The FDA's advisory panel made the unanimous recommendation during a joint meeting between the Anesthetic and Analgesic Drug Products Advisory Committee and Nonprescription Drugs Advisory Committee.
Naloxone is sold under the brand name Narcan and is commonly administered through a nasal spray to counteract the effects of an overdose brought on by opioid use.
If given final approval by the FDA at the end of March, it would significantly expand access to the treatment, making it available at hundreds of pharmacies.
Several pharmacies already have blanket prescriptions allowing them to sell the drug, which was patented in 1961.
Naloxone is on the World Health Organization's list of essential medicines and typically works for 30 to 90 minutes after administration. Responders are taught to give an overdose victim a dose of the easy-to-use nasal spray before calling 911.

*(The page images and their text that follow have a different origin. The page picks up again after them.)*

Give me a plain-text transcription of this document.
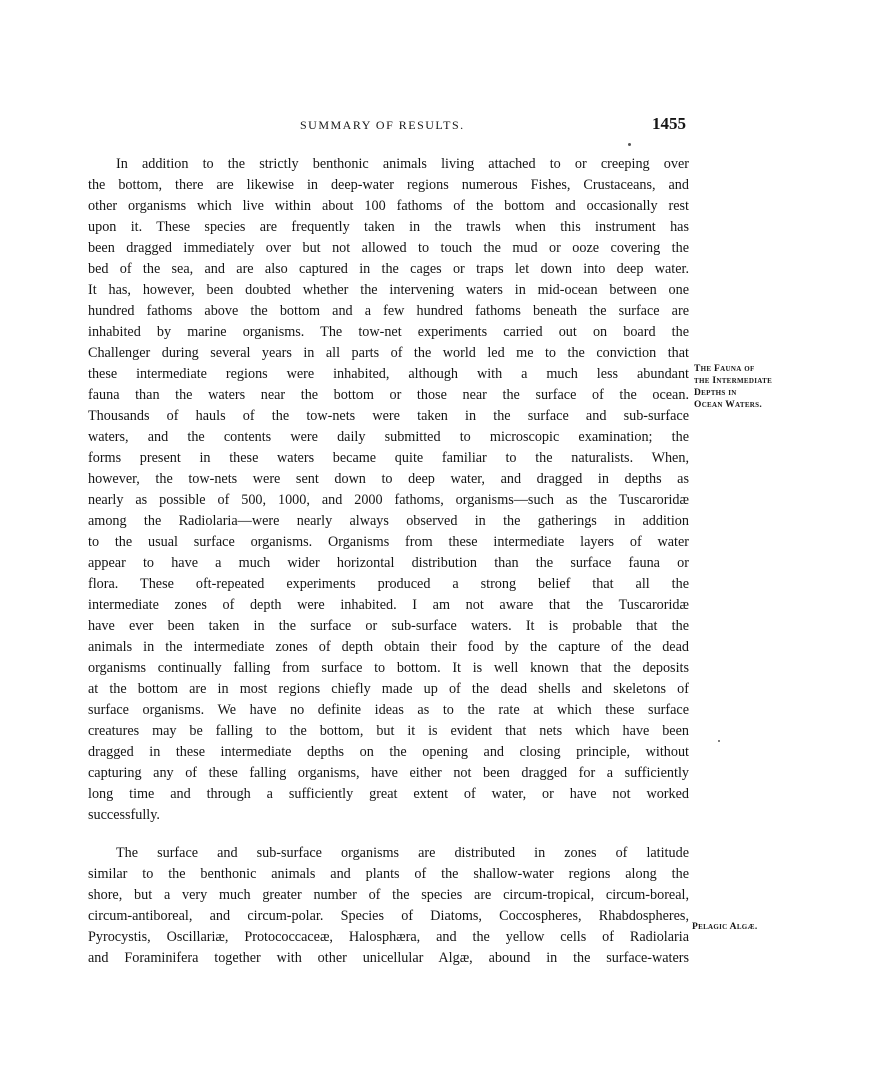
SUMMARY OF RESULTS.	1455
In addition to the strictly benthonic animals living attached to or creeping over
the bottom, there are likewise in deep-water regions numerous Fishes, Crustaceans, and
other organisms which live within about 100 fathoms of the bottom and occasionally rest
upon it. These species are frequently taken in the trawls when this instrument has
been dragged immediately over but not allowed to touch the mud or ooze covering the
bed of the sea, and are also captured in the cages or traps let down into deep water.
It has, however, been doubted whether the intervening waters in mid-ocean between one
hundred fathoms above the bottom and a few hundred fathoms beneath the surface are
inhabited by marine organisms. The tow-net experiments carried out on board the
Challenger during several years in all parts of the world led me to the conviction that
these intermediate regions were inhabited, although with a much less abundant
fauna than the waters near the bottom or those near the surface of the ocean.
Thousands of hauls of the tow-nets were taken in the surface and sub-surface
waters, and the contents were daily submitted to microscopic examination; the
forms present in these waters became quite familiar to the naturalists. When,
however, the tow-nets were sent down to deep water, and dragged in depths as
nearly as possible of 500, 1000, and 2000 fathoms, organisms—such as the Tuscaroridæ
among the Radiolaria—were nearly always observed in the gatherings in addition
to the usual surface organisms. Organisms from these intermediate layers of water
appear to have a much wider horizontal distribution than the surface fauna or
flora. These oft-repeated experiments produced a strong belief that all the
intermediate zones of depth were inhabited. I am not aware that the Tuscaroridæ
have ever been taken in the surface or sub-surface waters. It is probable that the
animals in the intermediate zones of depth obtain their food by the capture of the dead
organisms continually falling from surface to bottom. It is well known that the deposits
at the bottom are in most regions chiefly made up of the dead shells and skeletons of
surface organisms. We have no definite ideas as to the rate at which these surface
creatures may be falling to the bottom, but it is evident that nets which have been
dragged in these intermediate depths on the opening and closing principle, without
capturing any of these falling organisms, have either not been dragged for a sufficiently
long time and through a sufficiently great extent of water, or have not worked
successfully.
The Fauna of
the Intermediate
Depths in
Ocean Waters.
The surface and sub-surface organisms are distributed in zones of latitude
similar to the benthonic animals and plants of the shallow-water regions along the
shore, but a very much greater number of the species are circum-tropical, circum-boreal,
circum-antiboreal, and circum-polar. Species of Diatoms, Coccospheres, Rhabdospheres,
Pyrocystis, Oscillariæ, Protococcaceæ, Halosphæra, and the yellow cells of Radiolaria
and Foraminifera together with other unicellular Algæ, abound in the surface-waters
Pelagic Algæ.
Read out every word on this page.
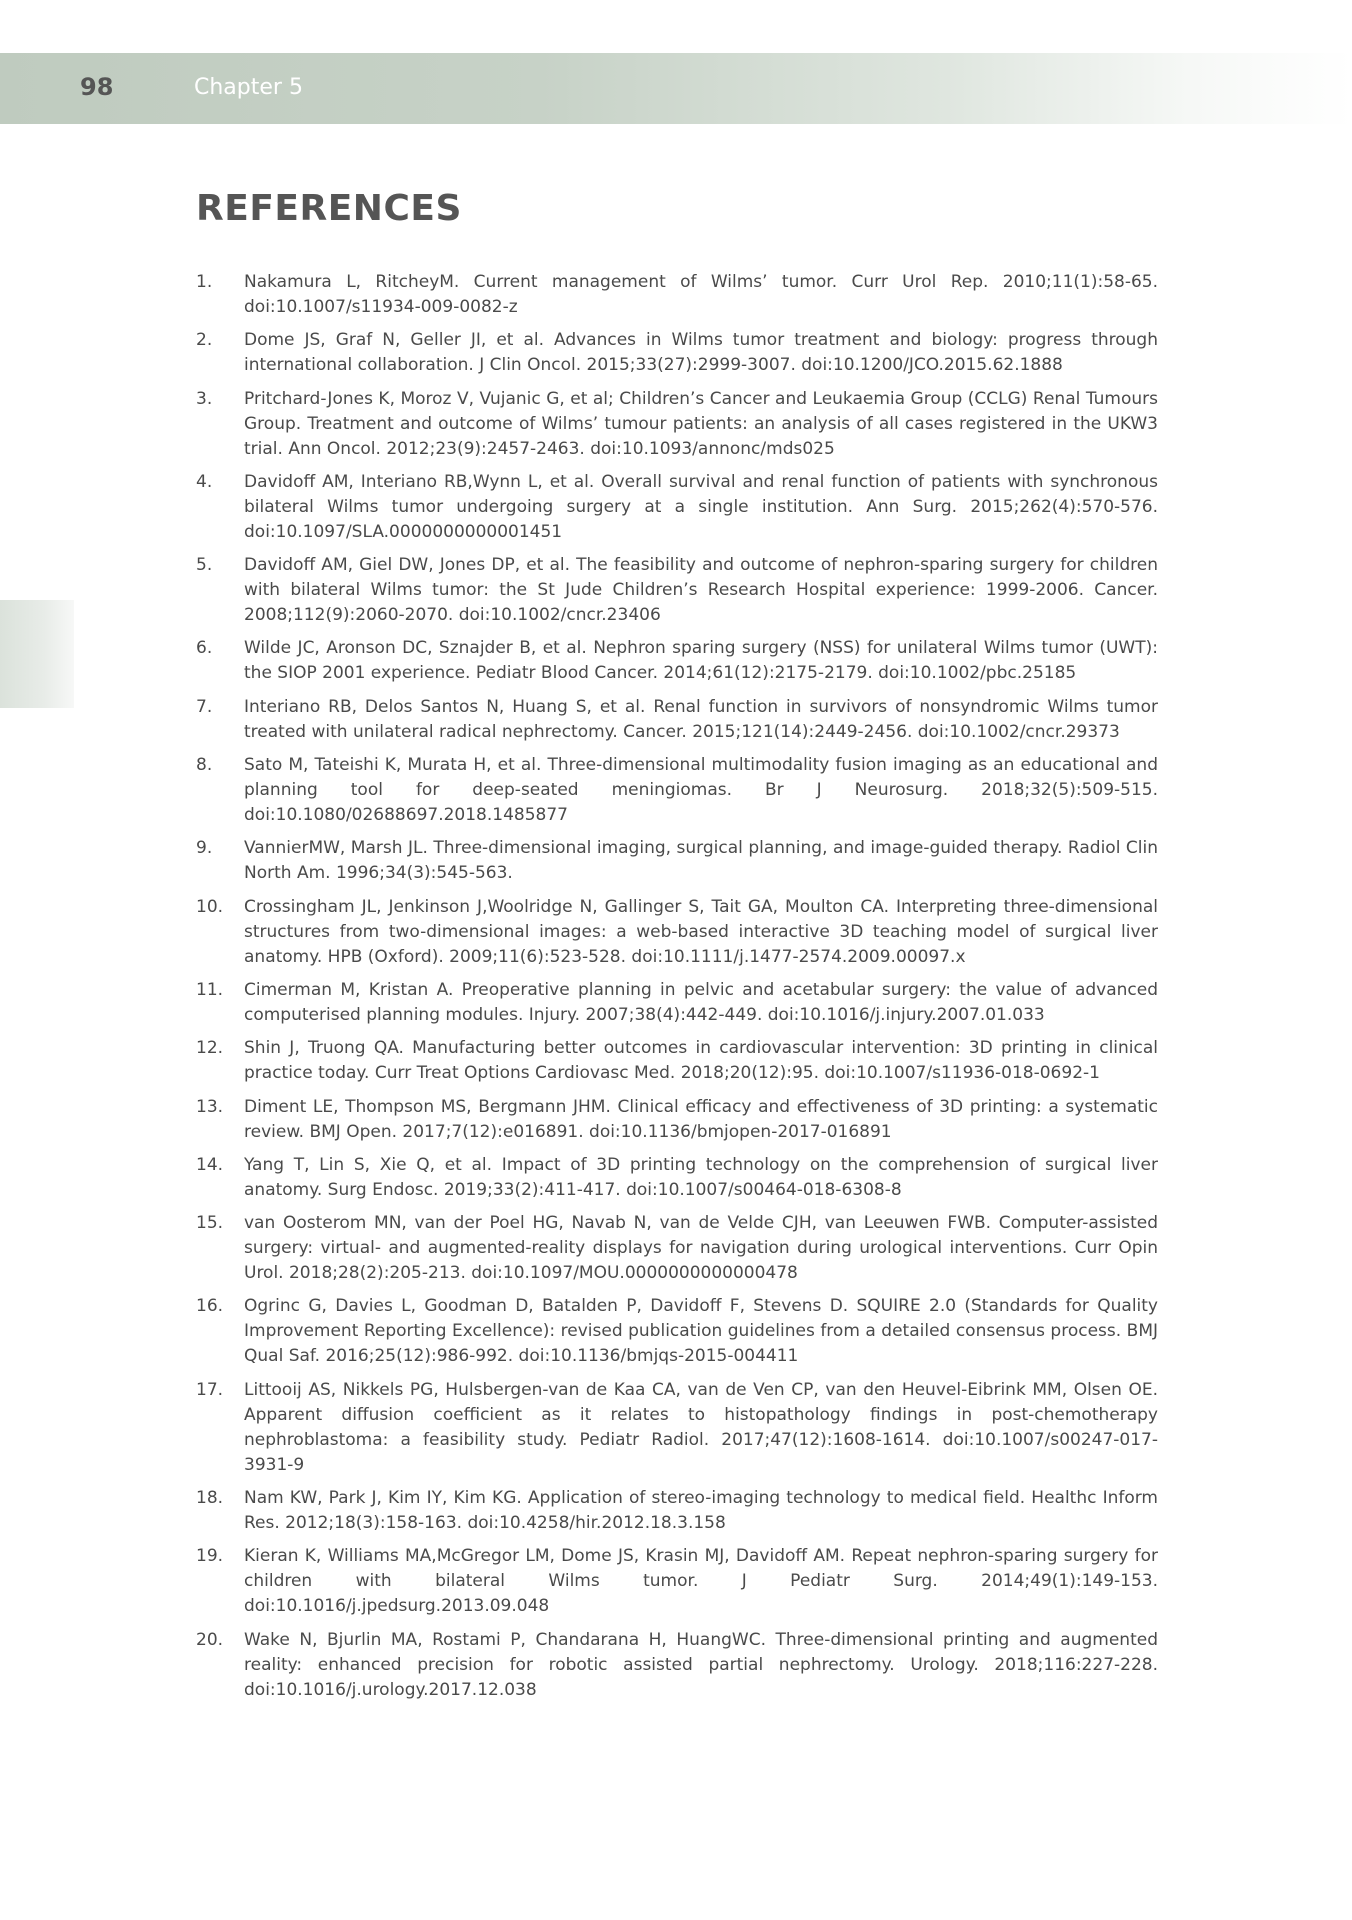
98	Chapter 5
REFERENCES
1.	Nakamura L, RitcheyM. Current management of Wilms’ tumor. Curr Urol Rep. 2010;11(1):58-65. doi:10.1007/s11934-009-0082-z
2.	Dome JS, Graf N, Geller JI, et al. Advances in Wilms tumor treatment and biology: progress through international collaboration. J Clin Oncol. 2015;33(27):2999-3007. doi:10.1200/JCO.2015.62.1888
3.	Pritchard-Jones K, Moroz V, Vujanic G, et al; Children’s Cancer and Leukaemia Group (CCLG) Renal Tumours Group. Treatment and outcome of Wilms’ tumour patients: an analysis of all cases registered in the UKW3 trial. Ann Oncol. 2012;23(9):2457-2463. doi:10.1093/annonc/mds025
4.	Davidoff AM, Interiano RB,Wynn L, et al. Overall survival and renal function of patients with synchronous bilateral Wilms tumor undergoing surgery at a single institution. Ann Surg. 2015;262(4):570-576. doi:10.1097/SLA.0000000000001451
5.	Davidoff AM, Giel DW, Jones DP, et al. The feasibility and outcome of nephron-sparing surgery for children with bilateral Wilms tumor: the St Jude Children’s Research Hospital experience: 1999-2006. Cancer. 2008;112(9):2060-2070. doi:10.1002/cncr.23406
6.	Wilde JC, Aronson DC, Sznajder B, et al. Nephron sparing surgery (NSS) for unilateral Wilms tumor (UWT): the SIOP 2001 experience. Pediatr Blood Cancer. 2014;61(12):2175-2179. doi:10.1002/pbc.25185
7.	Interiano RB, Delos Santos N, Huang S, et al. Renal function in survivors of nonsyndromic Wilms tumor treated with unilateral radical nephrectomy. Cancer. 2015;121(14):2449-2456. doi:10.1002/cncr.29373
8.	Sato M, Tateishi K, Murata H, et al. Three-dimensional multimodality fusion imaging as an educational and planning tool for deep-seated meningiomas. Br J Neurosurg. 2018;32(5):509-515. doi:10.1080/02688697.2018.1485877
9.	VannierMW, Marsh JL. Three-dimensional imaging, surgical planning, and image-guided therapy. Radiol Clin North Am. 1996;34(3):545-563.
10.	Crossingham JL, Jenkinson J,Woolridge N, Gallinger S, Tait GA, Moulton CA. Interpreting three-dimensional structures from two-dimensional images: a web-based interactive 3D teaching model of surgical liver anatomy. HPB (Oxford). 2009;11(6):523-528. doi:10.1111/j.1477-2574.2009.00097.x
11.	Cimerman M, Kristan A. Preoperative planning in pelvic and acetabular surgery: the value of advanced computerised planning modules. Injury. 2007;38(4):442-449. doi:10.1016/j.injury.2007.01.033
12.	Shin J, Truong QA. Manufacturing better outcomes in cardiovascular intervention: 3D printing in clinical practice today. Curr Treat Options Cardiovasc Med. 2018;20(12):95. doi:10.1007/s11936-018-0692-1
13.	Diment LE, Thompson MS, Bergmann JHM. Clinical efficacy and effectiveness of 3D printing: a systematic review. BMJ Open. 2017;7(12):e016891. doi:10.1136/bmjopen-2017-016891
14.	Yang T, Lin S, Xie Q, et al. Impact of 3D printing technology on the comprehension of surgical liver anatomy. Surg Endosc. 2019;33(2):411-417. doi:10.1007/s00464-018-6308-8
15.	van Oosterom MN, van der Poel HG, Navab N, van de Velde CJH, van Leeuwen FWB. Computer-assisted surgery: virtual- and augmented-reality displays for navigation during urological interventions. Curr Opin Urol. 2018;28(2):205-213. doi:10.1097/MOU.0000000000000478
16.	Ogrinc G, Davies L, Goodman D, Batalden P, Davidoff F, Stevens D. SQUIRE 2.0 (Standards for Quality Improvement Reporting Excellence): revised publication guidelines from a detailed consensus process. BMJ Qual Saf. 2016;25(12):986-992. doi:10.1136/bmjqs-2015-004411
17.	Littooij AS, Nikkels PG, Hulsbergen-van de Kaa CA, van de Ven CP, van den Heuvel-Eibrink MM, Olsen OE. Apparent diffusion coefficient as it relates to histopathology findings in post-chemotherapy nephroblastoma: a feasibility study. Pediatr Radiol. 2017;47(12):1608-1614. doi:10.1007/s00247-017-3931-9
18.	Nam KW, Park J, Kim IY, Kim KG. Application of stereo-imaging technology to medical field. Healthc Inform Res. 2012;18(3):158-163. doi:10.4258/hir.2012.18.3.158
19.	Kieran K, Williams MA,McGregor LM, Dome JS, Krasin MJ, Davidoff AM. Repeat nephron-sparing surgery for children with bilateral Wilms tumor. J Pediatr Surg. 2014;49(1):149-153. doi:10.1016/j.jpedsurg.2013.09.048
20.	Wake N, Bjurlin MA, Rostami P, Chandarana H, HuangWC. Three-dimensional printing and augmented reality: enhanced precision for robotic assisted partial nephrectomy. Urology. 2018;116:227-228. doi:10.1016/j.urology.2017.12.038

Currently, 28 U.S. states offer immunity from civil liability, criminal liability and professional disciplinary actions to people who use or make naloxone available.
Naloxone prescriptions in the United States reached 1.5 million in 2021, the FDA said Wednesday.
Narcan is manufactured by Opiant Pharma based in Santa Monica, Calif. Its licensee, Emergent BioSolutions, produces the nasal spray distributed in the United States and Canada.
"We have been working on distribution plans with key stakeholders like retailers and government leaders," Matt Hartwig, a spokesman for Maryland-based Emergent BioSolutions, told NBC.
The company said the drug would be available over the counter late this coming summer if the proposal receives final FDA approval. The FDA typically follows the recommendations of its independent advisory panels, although it is not required to do so.
"There is no reason to keep this as a prescription. Let's get it out there and save some lives," Nonprescription Drugs Advisory Committee patient representative Elizabeth Coykendall said Wednesday.